Fever & Arthritis
Poppy is 9 years old and has a 3 week history of pain in her legs and intermittent limp. Blood tests taken by her local doctor were normal. She deteriorated over a weekend with high fever, rash, sore throat and joint pain.
She was admitted to her local hospital. Blood tests showed high acute phase reactants (CRP 200mg/L, ESR 70mm/hr). Throat swab was negative but AntiStreptolysin (ASO) Titre was high. Blood cultures were negative. She was started on IV antibiotics but referred to paediatric rheumatology in view of recurrent fever (often in the evening) with rash. Her joints were normal, there was no splenomegaly but a few small cervical lymph nodes were palpable. Repeat blood tests showed high CRP (120), ESR (98) serum ferritin high (1500ng/L), anaemia (Hb 8) and a normal blood film. The titre of ASOT was unchanged and anti-DNAse B was not elevated when checked 10 days later.
She was reviewed by haematology and a bone marrow was performed (reactive inflammatory changes only).

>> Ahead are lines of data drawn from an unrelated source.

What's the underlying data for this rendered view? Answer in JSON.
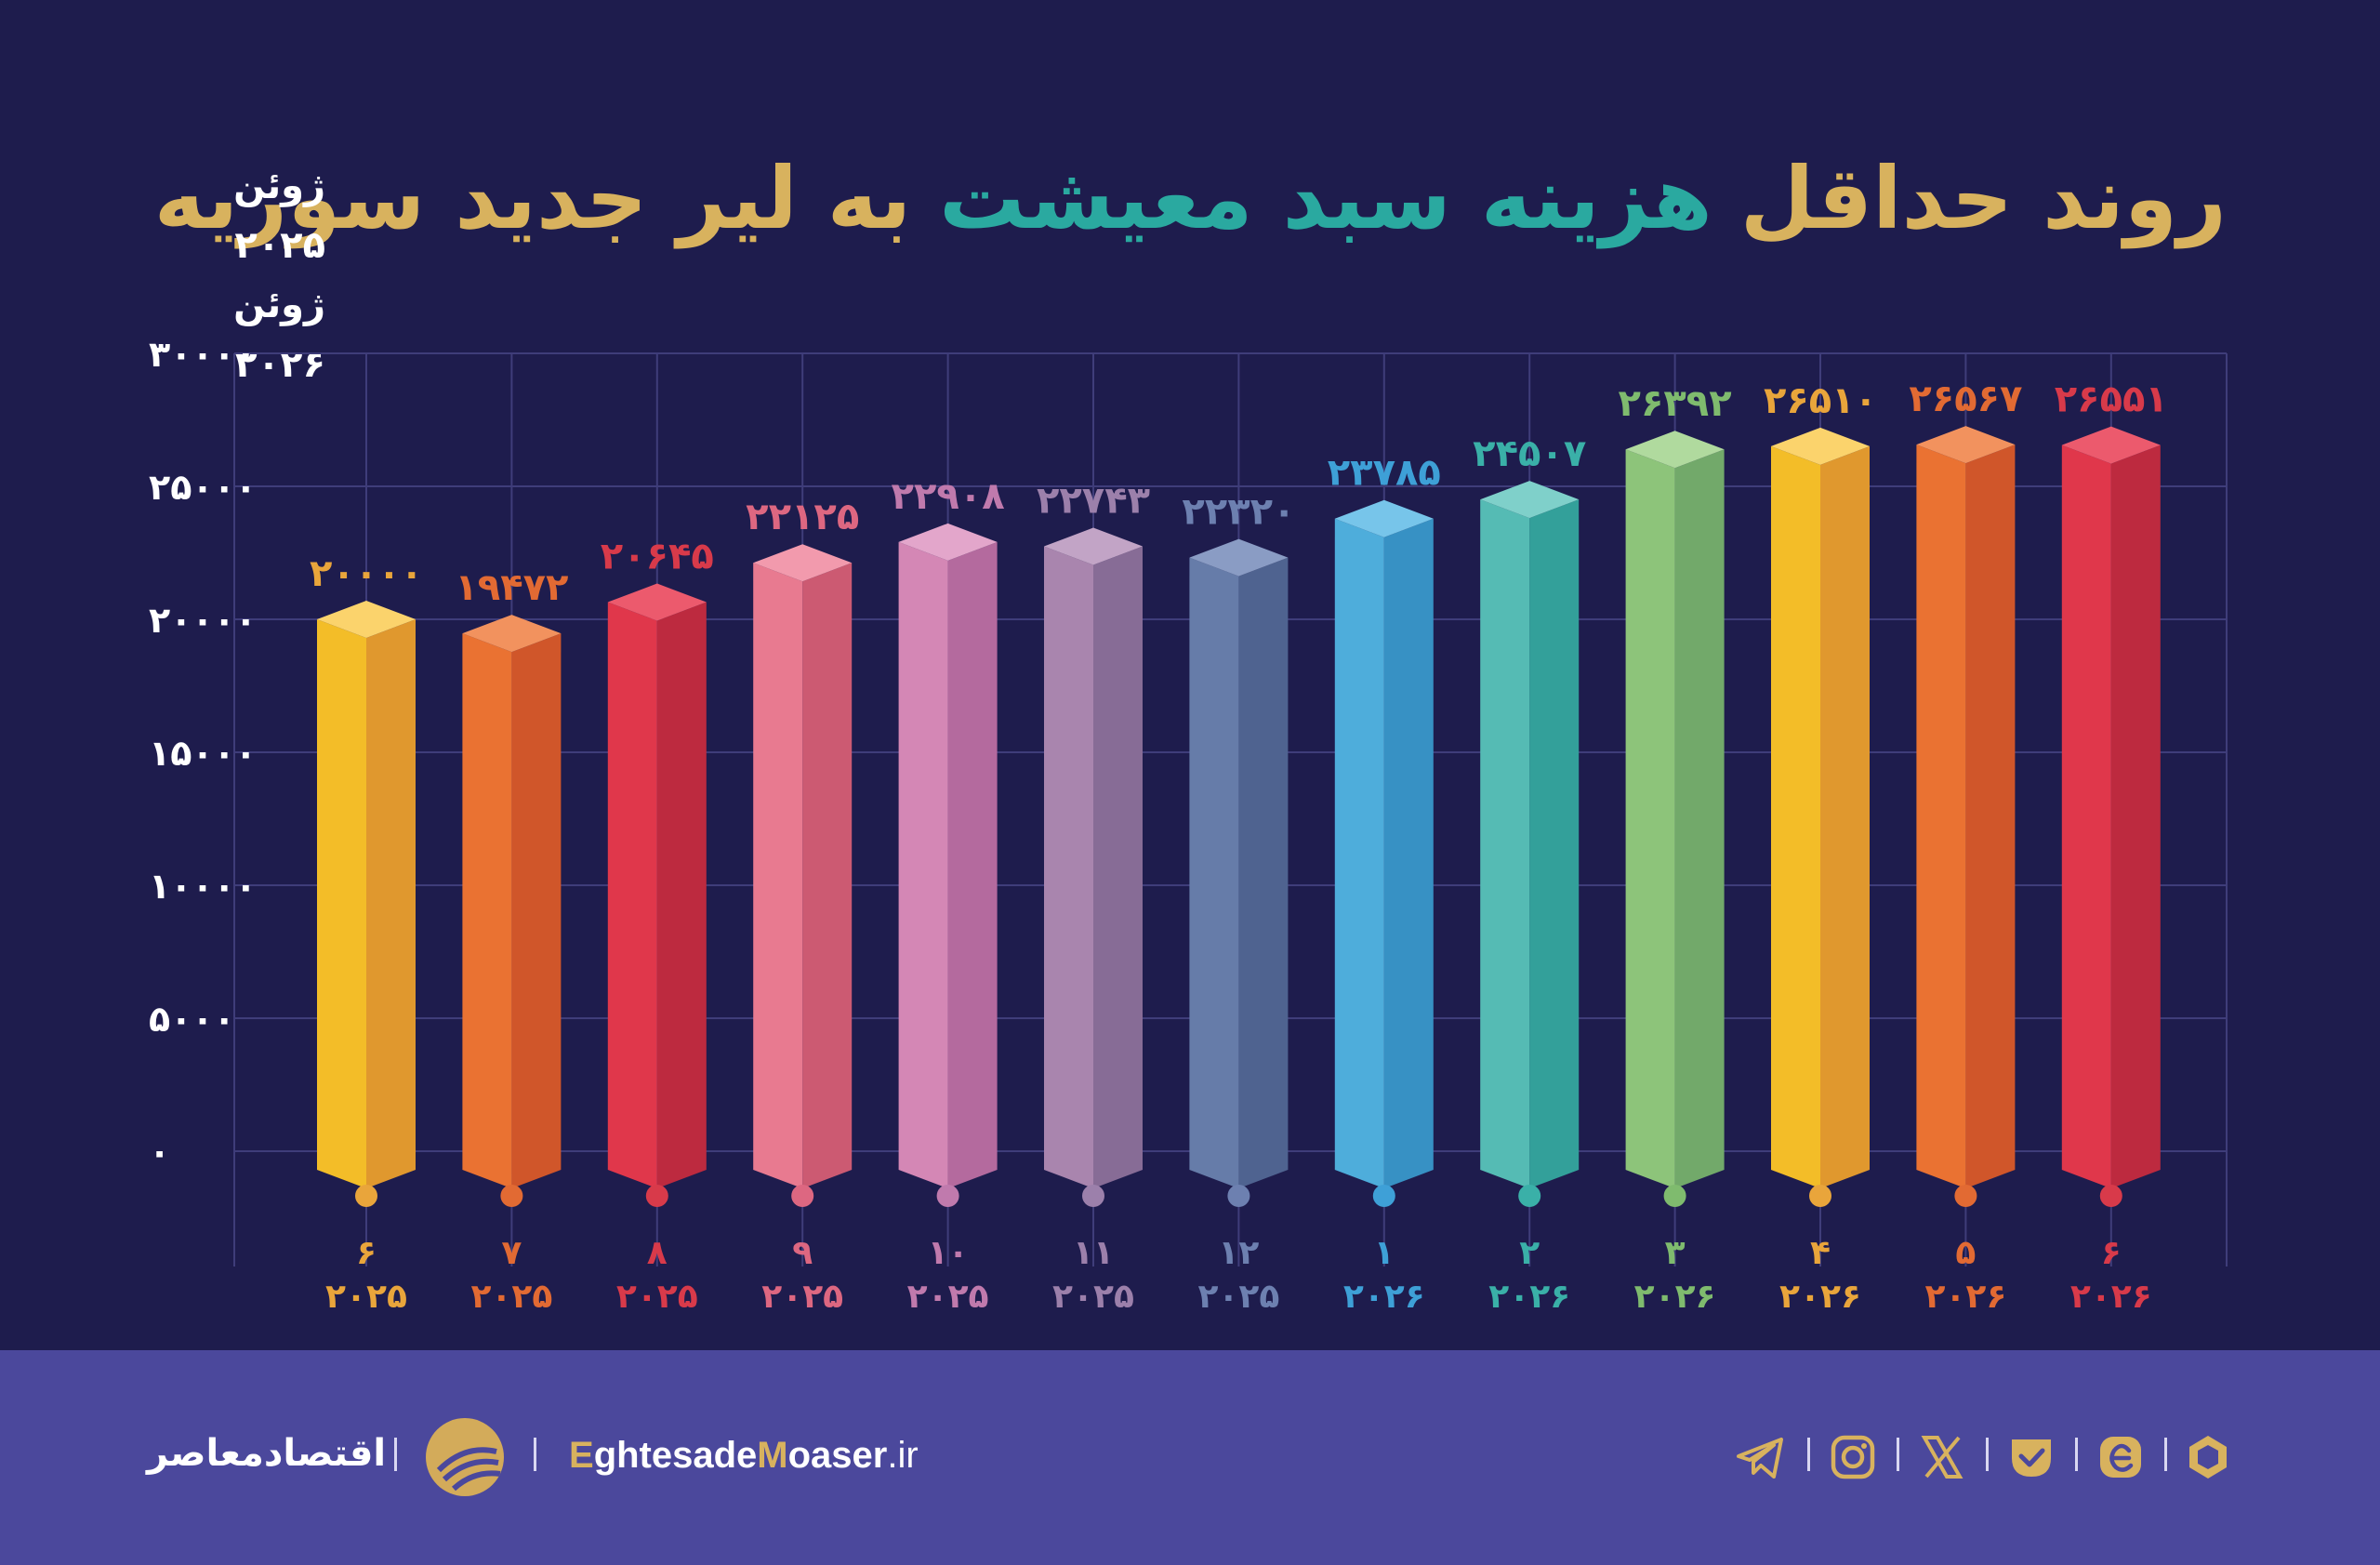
{
  "title": {
    "part1": "روند حداقل",
    "part2": "هزینه سبد معیشت",
    "part3": "به لیر جدید سوریه"
  },
  "legend": {
    "line1": "ژوئن ۲۰۲۵",
    "line2": "ژوئن ۲۰۲۶"
  },
  "chart_data": {
    "type": "bar",
    "ylim": [
      0,
      30000
    ],
    "y_ticks": [
      "۰",
      "۵۰۰۰",
      "۱۰۰۰۰",
      "۱۵۰۰۰",
      "۲۰۰۰۰",
      "۲۵۰۰۰",
      "۳۰۰۰۰"
    ],
    "y_tick_values": [
      0,
      5000,
      10000,
      15000,
      20000,
      25000,
      30000
    ],
    "grid": true,
    "categories": [
      "۶/۲۰۲۵",
      "۷/۲۰۲۵",
      "۸/۲۰۲۵",
      "۹/۲۰۲۵",
      "۱۰/۲۰۲۵",
      "۱۱/۲۰۲۵",
      "۱۲/۲۰۲۵",
      "۱/۲۰۲۶",
      "۲/۲۰۲۶",
      "۳/۲۰۲۶",
      "۴/۲۰۲۶",
      "۵/۲۰۲۶",
      "۶/۲۰۲۶"
    ],
    "bars": [
      {
        "month": "۶",
        "year": "۲۰۲۵",
        "value": 20000,
        "label": "۲۰۰۰۰",
        "color": "#f3bd28",
        "side": "#e0982e",
        "top": "#fbd36c",
        "label_color": "#e9a53b"
      },
      {
        "month": "۷",
        "year": "۲۰۲۵",
        "value": 19472,
        "label": "۱۹۴۷۲",
        "color": "#ea7232",
        "side": "#d0562a",
        "top": "#f2925e",
        "label_color": "#e26a33"
      },
      {
        "month": "۸",
        "year": "۲۰۲۵",
        "value": 20645,
        "label": "۲۰۶۴۵",
        "color": "#e0374b",
        "side": "#bd2a3f",
        "top": "#ec5a6d",
        "label_color": "#d83a4a"
      },
      {
        "month": "۹",
        "year": "۲۰۲۵",
        "value": 22125,
        "label": "۲۲۱۲۵",
        "color": "#e87a90",
        "side": "#cc5a72",
        "top": "#f29aad",
        "label_color": "#dd6781"
      },
      {
        "month": "۱۰",
        "year": "۲۰۲۵",
        "value": 22908,
        "label": "۲۲۹۰۸",
        "color": "#d487b5",
        "side": "#b46a9e",
        "top": "#e3a6cb",
        "label_color": "#c07aad"
      },
      {
        "month": "۱۱",
        "year": "۲۰۲۵",
        "value": 22743,
        "label": "۲۲۷۴۳",
        "color": "#a985ae",
        "side": "#876c96",
        "top": "#c2a4c6",
        "label_color": "#9c80ab"
      },
      {
        "month": "۱۲",
        "year": "۲۰۲۵",
        "value": 22320,
        "label": "۲۲۳۲۰",
        "color": "#667ca9",
        "side": "#4f6390",
        "top": "#8a9cc4",
        "label_color": "#6d80b0"
      },
      {
        "month": "۱",
        "year": "۲۰۲۶",
        "value": 23785,
        "label": "۲۳۷۸۵",
        "color": "#4eaddb",
        "side": "#3791c4",
        "top": "#77c5ea",
        "label_color": "#3ea0d7"
      },
      {
        "month": "۲",
        "year": "۲۰۲۶",
        "value": 24507,
        "label": "۲۴۵۰۷",
        "color": "#55bbb4",
        "side": "#33a09a",
        "top": "#7fd0ca",
        "label_color": "#3ab0a8"
      },
      {
        "month": "۳",
        "year": "۲۰۲۶",
        "value": 26392,
        "label": "۲۶۳۹۲",
        "color": "#8dc47a",
        "side": "#72a96a",
        "top": "#b0da9e",
        "label_color": "#7fbb6e"
      },
      {
        "month": "۴",
        "year": "۲۰۲۶",
        "value": 26510,
        "label": "۲۶۵۱۰",
        "color": "#f3bd28",
        "side": "#e0982e",
        "top": "#fbd36c",
        "label_color": "#e9a53b"
      },
      {
        "month": "۵",
        "year": "۲۰۲۶",
        "value": 26567,
        "label": "۲۶۵۶۷",
        "color": "#ea7232",
        "side": "#d0562a",
        "top": "#f2925e",
        "label_color": "#e26a33"
      },
      {
        "month": "۶",
        "year": "۲۰۲۶",
        "value": 26551,
        "label": "۲۶۵۵۱",
        "color": "#e0374b",
        "side": "#bd2a3f",
        "top": "#ec5a6d",
        "label_color": "#d83a4a"
      }
    ]
  },
  "footer": {
    "brand_fa": "اقتصادمعاصر",
    "site_e": "E",
    "site_mid": "ghtesade",
    "site_m": "M",
    "site_rest": "oaser",
    "site_tld": ".ir",
    "social_icons": [
      "hexagon-logo-icon",
      "eitaa-icon",
      "bale-icon",
      "x-icon",
      "instagram-icon",
      "telegram-icon"
    ]
  },
  "colors": {
    "background": "#1e1c4d",
    "footer": "#4b489c",
    "gold": "#d8b25e",
    "teal": "#2aa9a0",
    "grid": "#3f3d7a"
  }
}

After several days of antibiotics, she remained unwell with recurrent fever, rash and developed joint pain (hips, knees, hands and wrists, shoulders).

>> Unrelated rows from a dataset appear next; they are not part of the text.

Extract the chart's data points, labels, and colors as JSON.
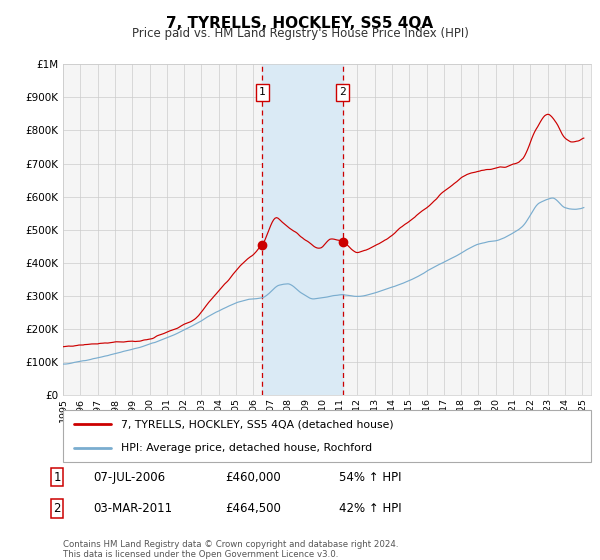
{
  "title": "7, TYRELLS, HOCKLEY, SS5 4QA",
  "subtitle": "Price paid vs. HM Land Registry's House Price Index (HPI)",
  "legend_line1": "7, TYRELLS, HOCKLEY, SS5 4QA (detached house)",
  "legend_line2": "HPI: Average price, detached house, Rochford",
  "sale1_date": "07-JUL-2006",
  "sale1_price": 460000,
  "sale1_hpi": "54% ↑ HPI",
  "sale2_date": "03-MAR-2011",
  "sale2_price": 464500,
  "sale2_hpi": "42% ↑ HPI",
  "footer_line1": "Contains HM Land Registry data © Crown copyright and database right 2024.",
  "footer_line2": "This data is licensed under the Open Government Licence v3.0.",
  "xmin": 1995.0,
  "xmax": 2025.5,
  "ymin": 0,
  "ymax": 1000000,
  "red_color": "#cc0000",
  "blue_color": "#7aadcf",
  "shade_color": "#daeaf5",
  "grid_color": "#cccccc",
  "bg_color": "#f5f5f5",
  "sale1_x": 2006.52,
  "sale2_x": 2011.17,
  "red_ctrl_x": [
    1995.0,
    1996.5,
    1998.0,
    1999.5,
    2001.0,
    2002.5,
    2004.0,
    2005.5,
    2006.52,
    2007.3,
    2007.8,
    2008.5,
    2009.0,
    2009.8,
    2010.5,
    2011.17,
    2012.0,
    2013.0,
    2014.5,
    2016.0,
    2017.5,
    2018.5,
    2019.5,
    2020.5,
    2021.5,
    2022.3,
    2023.0,
    2023.5,
    2024.0,
    2024.5,
    2025.0
  ],
  "red_ctrl_y": [
    145000,
    155000,
    168000,
    175000,
    195000,
    230000,
    320000,
    410000,
    460000,
    545000,
    520000,
    490000,
    465000,
    440000,
    470000,
    464500,
    435000,
    455000,
    510000,
    580000,
    650000,
    690000,
    700000,
    705000,
    730000,
    820000,
    870000,
    845000,
    800000,
    790000,
    795000
  ],
  "blue_ctrl_x": [
    1995.0,
    1996.5,
    1998.0,
    2000.0,
    2002.0,
    2004.0,
    2005.5,
    2006.52,
    2007.5,
    2008.0,
    2008.8,
    2009.5,
    2010.0,
    2011.17,
    2012.0,
    2013.0,
    2014.5,
    2016.0,
    2017.5,
    2018.5,
    2019.5,
    2020.0,
    2021.5,
    2022.5,
    2023.3,
    2024.0,
    2024.5,
    2025.0
  ],
  "blue_ctrl_y": [
    93000,
    108000,
    128000,
    158000,
    200000,
    255000,
    290000,
    298000,
    340000,
    345000,
    315000,
    298000,
    300000,
    310000,
    305000,
    315000,
    340000,
    375000,
    415000,
    445000,
    465000,
    470000,
    510000,
    580000,
    595000,
    565000,
    560000,
    565000
  ]
}
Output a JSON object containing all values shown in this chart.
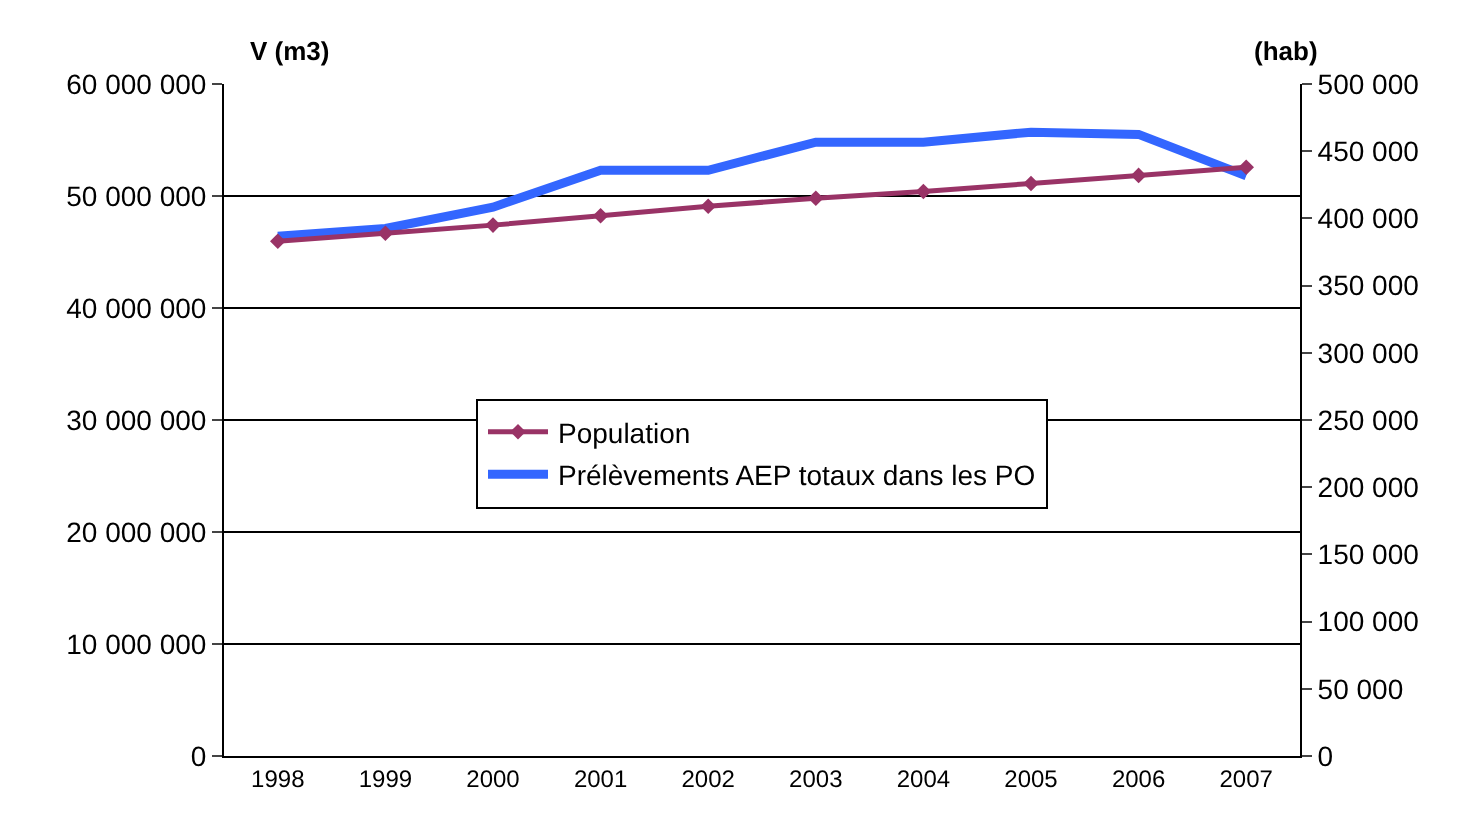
{
  "chart_data": {
    "type": "line",
    "ylabel": "V (m3)",
    "y2label": "(hab)",
    "categories": [
      "1998",
      "1999",
      "2000",
      "2001",
      "2002",
      "2003",
      "2004",
      "2005",
      "2006",
      "2007"
    ],
    "series": [
      {
        "name": "Population",
        "color": "#993366",
        "axis": "y2",
        "marker": "diamond",
        "values": [
          383000,
          389000,
          395000,
          402000,
          409000,
          415000,
          420000,
          426000,
          432000,
          438000
        ]
      },
      {
        "name": "Prélèvements AEP totaux dans les PO",
        "color": "#3366ff",
        "marker": "none",
        "values": [
          46400000,
          47100000,
          49000000,
          52300000,
          52300000,
          54800000,
          54800000,
          55700000,
          55500000,
          51800000
        ]
      }
    ],
    "ylim": [
      0,
      60000000
    ],
    "yticks": [
      {
        "value": 0,
        "label": "0"
      },
      {
        "value": 10000000,
        "label": "10 000 000"
      },
      {
        "value": 20000000,
        "label": "20 000 000"
      },
      {
        "value": 30000000,
        "label": "30 000 000"
      },
      {
        "value": 40000000,
        "label": "40 000 000"
      },
      {
        "value": 50000000,
        "label": "50 000 000"
      },
      {
        "value": 60000000,
        "label": "60 000 000"
      }
    ],
    "y2lim": [
      0,
      500000
    ],
    "y2ticks": [
      {
        "value": 0,
        "label": "0"
      },
      {
        "value": 50000,
        "label": "50 000"
      },
      {
        "value": 100000,
        "label": "100 000"
      },
      {
        "value": 150000,
        "label": "150 000"
      },
      {
        "value": 200000,
        "label": "200 000"
      },
      {
        "value": 250000,
        "label": "250 000"
      },
      {
        "value": 300000,
        "label": "300 000"
      },
      {
        "value": 350000,
        "label": "350 000"
      },
      {
        "value": 400000,
        "label": "400 000"
      },
      {
        "value": 450000,
        "label": "450 000"
      },
      {
        "value": 500000,
        "label": "500 000"
      }
    ],
    "grid": "y",
    "legend": "center"
  }
}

This is Systemic onset JIA.
- The diagnosis is made by exclusion - infection (especially Tuberculosis [TB] or acute rheumatic fever in high risk populations) and malignancy need to be considered and excluded.
- The presentation of SOJIA can be indolent or acute. The arthritis may not be apparent at first but may follow 4-6 weeks after the onset of systemic symptoms.
- Bone marrow may need to be considered to exclude malignancy (leukaemia or neuroblastoma). The peripheral blood film may not show blasts with acute leukaemia.
- It is important to exclude malignancy (leukaemia) before starting corticosteroids as the survival from leukaemia is much worse with only corticosteroid pre-treatment. It is important to consider a bone marrow if there are atypical features such as a low or normal platelet count (platelets are usually very high with SOJIA). A bone marrow may be needed to exclude malignancy (leukaemia or neuroblastoma); the peripheral blood film may not show blasts. In this case the child was unwell, the ferritin was very high and there was no apparent arthritis.
- Bone marrow can also aid in the diagnosis of infections such as TB.
- Chest X-ray and TB skin testing should be performed and other infections such as Malaria or Arboviruses should be considered in endemic areas or if there is a relevant travel history.
- If there is evidence of streptococcal infection with positive throat swab culture (supportive evidence), or evidence of past infection with highly elevated or rising streptococcal titres (definitive evidence) then Rheumatic fever must be considered. The arthritis usually affects large joints, is usually migratory and very responsive to NSAID treatment. Inflammatory markers are elevated (ESR >50 and CRP >30 meets the ARF diagnostic criteria. Careful cardiac examination (for a murmur), an ECG for PR interval and ECHO should be arranged. High risk patients include Maori and Pacific and/or those living in overcrowded situations.
She was treated with IV corticosteroids, daily over 3 days, improved rapidly and discharged home on oral steroids to be reviewed after one week. She returned with more joint pain, recurrence of rash and fever. She had polyarthritis.
She was given further course of IV corticosteroids over 3 days and started on methotrexate weekly and discharged on oral steroids to be reviewed for blood tests in 4 weeks. Patients are increasingly started on subcutaneous methotrexate as this is likely more effective and often better tolerated with less nausea; clinical practice however varies around the world - patients may be started on oral methotrexate.
The family attended weekly to meet the nurse and taught how to safely store and administer methotrexate at home. At her 4 week review she was well but had ongoing arthritis, intermittent rash but no fever. She was intolerant of methotrexate (now being given by subcutaneous route), even with antiemetics. After discussion with her family she was started on tocilizumab (IV infusion on the day unit) every fortnight and was able to continue lower dose of subcutaneous methotrexate. After 3 months she was well, in remission and had stopped her steroids. She attends the day unit for infusions of tocilizumab.
The chart shows the typical fever chart - spikes in the evening but normal in between. The typical maculopapular rash often appears at the time of fever and can be easily missed.